When will cancer have a vaccine?

Prof Ugur Sahin (L) and Dr Özlem TüreciWhen Governments get scared, they act fast;  thanks to the massive amount of official resources thrown into developing an anti-covid vaccine, cancer prevention could possibly advance quicker now.

The scientists who won the race to deliver the first widely used coronavirus vaccine, were already on track to fight cancer. BioNTech, the company behind the first covid vaccine company off the block,  was founded to advance and “develop key technologies and bring together the right people to realize our vision for the future of cancer medicine“, according to founders Ozlem Tureci and her husband Ugur Sahin.

However, things aren’t quite as easy as we might imagine.  Cancer ‘prevention’ is massively complex;  there are over 200 different cancers for a start, so it isn’t that easy.  And, although cancer is a horrific disease, the world has learnt to live with it – which means there isn’t the ‘fear’ factor that made countries across the globe commit huge amounts of funding, developing an anti-covid vaccine in double-quick time.

What happened

Tureci, with her husband Sahin, founders of the German company BioNTech, were working on a way to harness the body’s immune system to tackle tumours, when they learned last year of an unknown virus present in China.

As reported by Press Association “over breakfast, the couple decided to apply the technology they’d been researching for two decades to the new threat. And the rest, as they say, is the history that eventually ended up producing the Pfizer vaccine.

Britain authorised BioNTech’s mRNA vaccine for use in December, followed a week later by the United States.

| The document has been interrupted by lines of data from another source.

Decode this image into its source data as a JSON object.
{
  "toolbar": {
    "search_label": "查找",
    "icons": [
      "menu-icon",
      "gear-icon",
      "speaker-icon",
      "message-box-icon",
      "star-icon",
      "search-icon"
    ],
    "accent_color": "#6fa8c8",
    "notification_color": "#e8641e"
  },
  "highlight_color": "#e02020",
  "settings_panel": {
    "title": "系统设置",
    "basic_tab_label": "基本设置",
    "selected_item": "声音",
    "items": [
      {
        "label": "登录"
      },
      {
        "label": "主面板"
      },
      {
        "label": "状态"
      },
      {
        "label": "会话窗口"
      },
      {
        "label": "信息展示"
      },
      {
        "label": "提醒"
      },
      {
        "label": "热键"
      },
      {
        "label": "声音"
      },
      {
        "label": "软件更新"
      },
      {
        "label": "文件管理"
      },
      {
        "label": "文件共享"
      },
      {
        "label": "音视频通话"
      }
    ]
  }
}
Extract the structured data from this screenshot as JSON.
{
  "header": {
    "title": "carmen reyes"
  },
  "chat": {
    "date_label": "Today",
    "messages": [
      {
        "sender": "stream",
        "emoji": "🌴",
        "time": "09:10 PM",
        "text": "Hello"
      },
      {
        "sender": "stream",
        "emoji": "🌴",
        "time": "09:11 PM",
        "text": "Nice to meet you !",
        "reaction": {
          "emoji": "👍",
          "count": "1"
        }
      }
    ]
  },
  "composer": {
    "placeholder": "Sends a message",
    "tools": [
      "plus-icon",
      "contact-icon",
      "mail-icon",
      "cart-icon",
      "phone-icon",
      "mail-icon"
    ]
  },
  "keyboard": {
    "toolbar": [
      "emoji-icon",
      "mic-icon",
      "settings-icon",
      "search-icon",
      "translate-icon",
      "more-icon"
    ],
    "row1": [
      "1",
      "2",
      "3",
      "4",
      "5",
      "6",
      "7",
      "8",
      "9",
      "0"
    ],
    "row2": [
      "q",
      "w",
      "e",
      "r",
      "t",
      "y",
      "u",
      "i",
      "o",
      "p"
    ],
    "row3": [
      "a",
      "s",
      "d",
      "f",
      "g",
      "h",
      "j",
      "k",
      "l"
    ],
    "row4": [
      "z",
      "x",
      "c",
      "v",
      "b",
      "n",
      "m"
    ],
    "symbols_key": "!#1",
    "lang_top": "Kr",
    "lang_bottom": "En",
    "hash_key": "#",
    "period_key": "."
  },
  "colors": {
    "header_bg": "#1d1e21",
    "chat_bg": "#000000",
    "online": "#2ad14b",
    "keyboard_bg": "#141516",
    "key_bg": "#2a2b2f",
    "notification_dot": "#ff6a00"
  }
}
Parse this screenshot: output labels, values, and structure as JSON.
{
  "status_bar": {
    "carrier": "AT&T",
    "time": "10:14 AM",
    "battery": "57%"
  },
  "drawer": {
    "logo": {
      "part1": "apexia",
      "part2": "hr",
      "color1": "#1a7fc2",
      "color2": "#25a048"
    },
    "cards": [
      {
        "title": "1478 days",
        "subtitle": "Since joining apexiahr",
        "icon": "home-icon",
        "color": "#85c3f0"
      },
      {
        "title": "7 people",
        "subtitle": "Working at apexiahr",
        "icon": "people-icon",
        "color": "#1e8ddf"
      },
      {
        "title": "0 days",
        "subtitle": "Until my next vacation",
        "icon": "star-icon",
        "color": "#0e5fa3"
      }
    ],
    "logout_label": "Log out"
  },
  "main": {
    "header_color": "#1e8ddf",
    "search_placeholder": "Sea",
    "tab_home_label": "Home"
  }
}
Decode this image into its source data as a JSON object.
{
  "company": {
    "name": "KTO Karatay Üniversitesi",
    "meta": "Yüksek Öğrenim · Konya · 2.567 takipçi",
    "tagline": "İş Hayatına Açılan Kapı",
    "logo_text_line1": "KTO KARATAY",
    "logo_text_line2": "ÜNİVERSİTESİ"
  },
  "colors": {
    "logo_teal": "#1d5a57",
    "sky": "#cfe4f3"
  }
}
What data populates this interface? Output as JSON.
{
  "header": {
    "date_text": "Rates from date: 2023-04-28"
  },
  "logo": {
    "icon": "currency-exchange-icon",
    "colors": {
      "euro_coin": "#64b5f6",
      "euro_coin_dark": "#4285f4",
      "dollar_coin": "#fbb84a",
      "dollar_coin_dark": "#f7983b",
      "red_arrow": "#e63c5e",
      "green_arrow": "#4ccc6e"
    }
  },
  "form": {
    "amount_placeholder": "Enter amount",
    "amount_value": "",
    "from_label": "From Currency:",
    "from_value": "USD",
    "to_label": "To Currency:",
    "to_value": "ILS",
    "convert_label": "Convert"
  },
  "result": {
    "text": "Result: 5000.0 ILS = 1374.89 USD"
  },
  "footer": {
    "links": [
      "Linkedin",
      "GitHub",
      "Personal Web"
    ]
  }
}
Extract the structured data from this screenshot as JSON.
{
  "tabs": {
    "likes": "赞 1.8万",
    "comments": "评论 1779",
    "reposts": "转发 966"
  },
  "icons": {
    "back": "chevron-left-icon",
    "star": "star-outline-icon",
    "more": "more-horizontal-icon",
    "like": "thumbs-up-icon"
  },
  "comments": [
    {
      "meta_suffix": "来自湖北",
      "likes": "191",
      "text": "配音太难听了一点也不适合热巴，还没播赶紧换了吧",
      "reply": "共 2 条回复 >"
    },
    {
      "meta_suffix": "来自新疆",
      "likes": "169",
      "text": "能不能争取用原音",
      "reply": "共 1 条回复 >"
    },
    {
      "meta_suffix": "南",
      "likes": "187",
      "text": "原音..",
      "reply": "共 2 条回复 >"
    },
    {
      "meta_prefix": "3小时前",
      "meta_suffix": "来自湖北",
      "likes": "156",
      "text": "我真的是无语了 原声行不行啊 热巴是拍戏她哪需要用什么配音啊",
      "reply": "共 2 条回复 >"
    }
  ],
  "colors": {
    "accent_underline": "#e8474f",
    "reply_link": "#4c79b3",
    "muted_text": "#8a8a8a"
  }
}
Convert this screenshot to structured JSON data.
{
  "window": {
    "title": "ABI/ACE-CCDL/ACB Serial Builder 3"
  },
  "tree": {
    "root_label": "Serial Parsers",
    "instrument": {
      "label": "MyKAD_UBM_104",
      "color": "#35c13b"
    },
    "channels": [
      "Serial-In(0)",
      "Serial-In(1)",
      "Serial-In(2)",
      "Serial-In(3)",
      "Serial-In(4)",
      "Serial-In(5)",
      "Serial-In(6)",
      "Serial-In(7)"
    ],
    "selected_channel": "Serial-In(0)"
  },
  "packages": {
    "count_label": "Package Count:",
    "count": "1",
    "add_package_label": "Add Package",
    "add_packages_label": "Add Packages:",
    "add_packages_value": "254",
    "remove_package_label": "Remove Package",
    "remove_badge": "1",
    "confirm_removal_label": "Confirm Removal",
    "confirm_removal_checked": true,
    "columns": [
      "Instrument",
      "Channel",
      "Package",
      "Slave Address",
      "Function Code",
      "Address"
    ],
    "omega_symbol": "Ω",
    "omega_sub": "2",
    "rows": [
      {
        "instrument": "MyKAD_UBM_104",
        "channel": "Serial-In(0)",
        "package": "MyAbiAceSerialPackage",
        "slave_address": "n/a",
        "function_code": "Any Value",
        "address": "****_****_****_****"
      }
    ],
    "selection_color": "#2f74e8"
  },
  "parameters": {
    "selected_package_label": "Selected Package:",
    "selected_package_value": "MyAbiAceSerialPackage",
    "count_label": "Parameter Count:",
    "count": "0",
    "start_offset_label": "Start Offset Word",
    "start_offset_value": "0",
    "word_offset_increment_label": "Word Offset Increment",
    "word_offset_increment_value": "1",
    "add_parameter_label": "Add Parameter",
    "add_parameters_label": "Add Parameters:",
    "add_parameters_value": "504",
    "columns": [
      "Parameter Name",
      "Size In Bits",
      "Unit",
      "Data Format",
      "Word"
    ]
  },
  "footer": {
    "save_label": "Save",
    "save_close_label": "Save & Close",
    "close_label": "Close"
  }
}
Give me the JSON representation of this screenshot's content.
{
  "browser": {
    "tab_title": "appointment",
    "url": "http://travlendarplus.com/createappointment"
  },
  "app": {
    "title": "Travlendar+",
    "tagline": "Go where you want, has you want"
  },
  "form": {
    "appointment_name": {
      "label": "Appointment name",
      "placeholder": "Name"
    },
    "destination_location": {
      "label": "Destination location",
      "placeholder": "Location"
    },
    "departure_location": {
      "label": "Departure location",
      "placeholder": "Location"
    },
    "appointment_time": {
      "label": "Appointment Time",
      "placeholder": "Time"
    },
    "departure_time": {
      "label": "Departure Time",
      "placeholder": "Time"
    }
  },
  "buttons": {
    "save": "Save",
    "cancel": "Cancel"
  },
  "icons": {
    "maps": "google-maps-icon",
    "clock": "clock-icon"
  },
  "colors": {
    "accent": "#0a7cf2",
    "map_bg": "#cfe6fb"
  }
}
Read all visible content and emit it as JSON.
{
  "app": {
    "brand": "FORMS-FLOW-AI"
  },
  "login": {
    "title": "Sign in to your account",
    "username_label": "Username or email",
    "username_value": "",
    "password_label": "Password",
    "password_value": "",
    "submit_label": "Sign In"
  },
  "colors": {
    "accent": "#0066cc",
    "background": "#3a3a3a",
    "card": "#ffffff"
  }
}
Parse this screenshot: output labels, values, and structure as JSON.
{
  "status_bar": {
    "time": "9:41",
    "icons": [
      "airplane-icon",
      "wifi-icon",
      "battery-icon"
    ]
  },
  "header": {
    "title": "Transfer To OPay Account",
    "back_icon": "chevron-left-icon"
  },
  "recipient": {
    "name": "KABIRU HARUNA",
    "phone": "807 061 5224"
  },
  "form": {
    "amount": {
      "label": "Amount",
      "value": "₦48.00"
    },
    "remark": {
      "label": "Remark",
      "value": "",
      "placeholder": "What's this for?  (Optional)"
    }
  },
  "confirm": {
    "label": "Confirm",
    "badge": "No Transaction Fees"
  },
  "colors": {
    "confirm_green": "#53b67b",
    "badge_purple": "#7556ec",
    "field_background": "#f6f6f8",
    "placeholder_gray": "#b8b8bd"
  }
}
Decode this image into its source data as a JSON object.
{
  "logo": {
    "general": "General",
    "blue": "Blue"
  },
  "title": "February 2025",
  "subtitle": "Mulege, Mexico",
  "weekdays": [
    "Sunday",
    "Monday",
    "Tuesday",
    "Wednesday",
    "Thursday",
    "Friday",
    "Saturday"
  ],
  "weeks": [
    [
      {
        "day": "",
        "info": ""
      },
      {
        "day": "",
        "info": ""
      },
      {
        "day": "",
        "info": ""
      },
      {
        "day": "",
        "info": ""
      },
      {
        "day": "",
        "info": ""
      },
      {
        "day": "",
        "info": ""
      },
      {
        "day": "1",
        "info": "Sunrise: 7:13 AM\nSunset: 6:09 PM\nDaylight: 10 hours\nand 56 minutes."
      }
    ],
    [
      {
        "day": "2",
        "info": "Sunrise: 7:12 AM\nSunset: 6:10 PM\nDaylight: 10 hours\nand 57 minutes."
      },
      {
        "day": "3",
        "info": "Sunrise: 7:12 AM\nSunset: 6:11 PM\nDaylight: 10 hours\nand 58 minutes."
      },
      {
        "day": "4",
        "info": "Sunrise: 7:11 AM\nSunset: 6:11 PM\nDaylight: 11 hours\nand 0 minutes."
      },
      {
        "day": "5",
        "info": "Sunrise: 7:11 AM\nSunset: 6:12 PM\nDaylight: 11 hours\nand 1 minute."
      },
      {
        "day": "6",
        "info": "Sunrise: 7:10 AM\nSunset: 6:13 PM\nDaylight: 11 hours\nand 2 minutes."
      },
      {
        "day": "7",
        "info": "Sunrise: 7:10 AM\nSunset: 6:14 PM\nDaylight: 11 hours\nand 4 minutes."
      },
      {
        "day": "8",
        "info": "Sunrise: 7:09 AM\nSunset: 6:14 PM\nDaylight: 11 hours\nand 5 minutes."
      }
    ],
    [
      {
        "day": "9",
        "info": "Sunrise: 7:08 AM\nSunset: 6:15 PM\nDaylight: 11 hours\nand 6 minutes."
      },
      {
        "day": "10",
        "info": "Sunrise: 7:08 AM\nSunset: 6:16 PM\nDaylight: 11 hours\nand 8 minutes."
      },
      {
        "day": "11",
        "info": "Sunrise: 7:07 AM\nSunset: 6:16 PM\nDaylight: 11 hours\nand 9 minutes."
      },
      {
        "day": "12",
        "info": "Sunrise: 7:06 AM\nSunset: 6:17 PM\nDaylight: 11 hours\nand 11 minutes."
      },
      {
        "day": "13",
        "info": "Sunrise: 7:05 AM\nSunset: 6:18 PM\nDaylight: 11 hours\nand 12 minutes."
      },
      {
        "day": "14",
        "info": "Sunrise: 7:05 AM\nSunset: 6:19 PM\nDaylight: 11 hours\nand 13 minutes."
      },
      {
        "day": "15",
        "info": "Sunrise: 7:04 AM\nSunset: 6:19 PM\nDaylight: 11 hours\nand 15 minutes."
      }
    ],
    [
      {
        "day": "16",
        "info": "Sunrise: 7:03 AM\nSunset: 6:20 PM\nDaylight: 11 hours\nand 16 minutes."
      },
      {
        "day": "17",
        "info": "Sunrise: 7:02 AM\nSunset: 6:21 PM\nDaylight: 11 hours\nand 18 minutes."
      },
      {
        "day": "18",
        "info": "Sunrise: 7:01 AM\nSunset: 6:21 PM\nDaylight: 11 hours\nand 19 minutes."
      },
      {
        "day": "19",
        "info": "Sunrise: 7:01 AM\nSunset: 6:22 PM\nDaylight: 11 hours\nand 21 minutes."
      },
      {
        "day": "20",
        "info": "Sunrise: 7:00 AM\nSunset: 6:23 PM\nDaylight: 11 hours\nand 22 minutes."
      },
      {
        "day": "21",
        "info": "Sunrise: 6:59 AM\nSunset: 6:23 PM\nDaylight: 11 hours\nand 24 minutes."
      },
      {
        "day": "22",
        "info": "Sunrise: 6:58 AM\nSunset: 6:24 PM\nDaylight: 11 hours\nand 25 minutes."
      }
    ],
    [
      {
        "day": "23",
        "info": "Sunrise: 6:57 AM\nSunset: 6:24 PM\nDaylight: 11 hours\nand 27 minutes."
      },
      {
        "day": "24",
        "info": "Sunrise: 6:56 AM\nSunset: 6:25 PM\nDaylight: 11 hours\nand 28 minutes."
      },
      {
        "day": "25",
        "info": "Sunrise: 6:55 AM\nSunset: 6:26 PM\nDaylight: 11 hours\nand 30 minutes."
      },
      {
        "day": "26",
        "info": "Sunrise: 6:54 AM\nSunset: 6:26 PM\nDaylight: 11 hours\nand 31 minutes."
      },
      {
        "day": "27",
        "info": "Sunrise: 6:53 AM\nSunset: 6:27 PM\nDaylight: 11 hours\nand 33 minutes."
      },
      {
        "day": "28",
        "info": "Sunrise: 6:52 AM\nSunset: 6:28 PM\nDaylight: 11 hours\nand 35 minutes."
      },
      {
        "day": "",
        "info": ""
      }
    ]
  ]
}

Dozens of other countries followed, and tens of millions of people worldwide have since received the shot”.

BioNTech were lucky that they already had an efficient and well-drilled team working together, so they were poised to transfer knowledge gained towards working on an anti-covid vaccine.  But they were a small company, and one of their biggest challenges were how to conduct large-scale clinical trials across different regions and how to scale up the manufacturing process to meet global demand.

Along with Pfizer, the company enlisted the help of Fosun Pharma in China “to get assets, capabilities and geographical footprint on board, which we did not have,” says Tureci. She and her colleagues learned “how important cooperation and collaboration is internationally.”  Tureci, who was born in Germany to Turkish immigrants, said the company reached out to medical oversight bodies from the start, to ensure that the new type of vaccine would pass the rigorous scrutiny of regulators.

Lessons learnt help develop new vaccines

“Getting a medicine or a vaccine approved is one where many questions are asked, many experts are involved and there is external peer review of all the data and scientific discourse,” says Tureci. Amid a scare in Europe this week over the coronavirus shot made by British-Swedish rival AstraZeneca, Tureci dismissed the idea that any corners were cut by those racing to develop a vaccine.

“There is a very rigid process in place and the process does not stop after a vaccine has been approved,” she said. “It is, in fact, continuing now all around the world, where regulators have used reporting systems to screen and to assess any observations made with our or other vaccines.”

Building a strong base to develop medicines for cancer treatment

As BioNTech’s value has grown during the past few months, this has added funds to its coffers which the company will be able to use to pursue its original goal of developing a new tool against cancer.

The vaccines made by BioNTech and others use messenger RNA, or mRNA, to carry instructions into the human body for making proteins that prime it to attack a specific virus. The same principle can be applied to get the immune system to take on tumours.

More information here:  https://biontech.de/covid-19-portal/mrna-vaccines

“We have several different cancer vaccines based on mRNA,” said Tureci.

Asked when such a therapy might be available, Tureci said “that’s very difficult to predict in innovative development. But we expect that within only a couple of years, we will also have our vaccines (against) cancer at a place where we can offer them to people.”

“It’s about the effort of many, our team at BioNTech, all the partners who were involved, also governments, regulatory authorities, which worked together with a sense of urgency,” she said. “The way we see it, this is an acknowledgment of this effort and also a celebration of science.”

Cancer ‘prevention’ is massively complex;  there are over 200 different cancers for a start, so it won’t be that easy.

However, the message is – watch this space.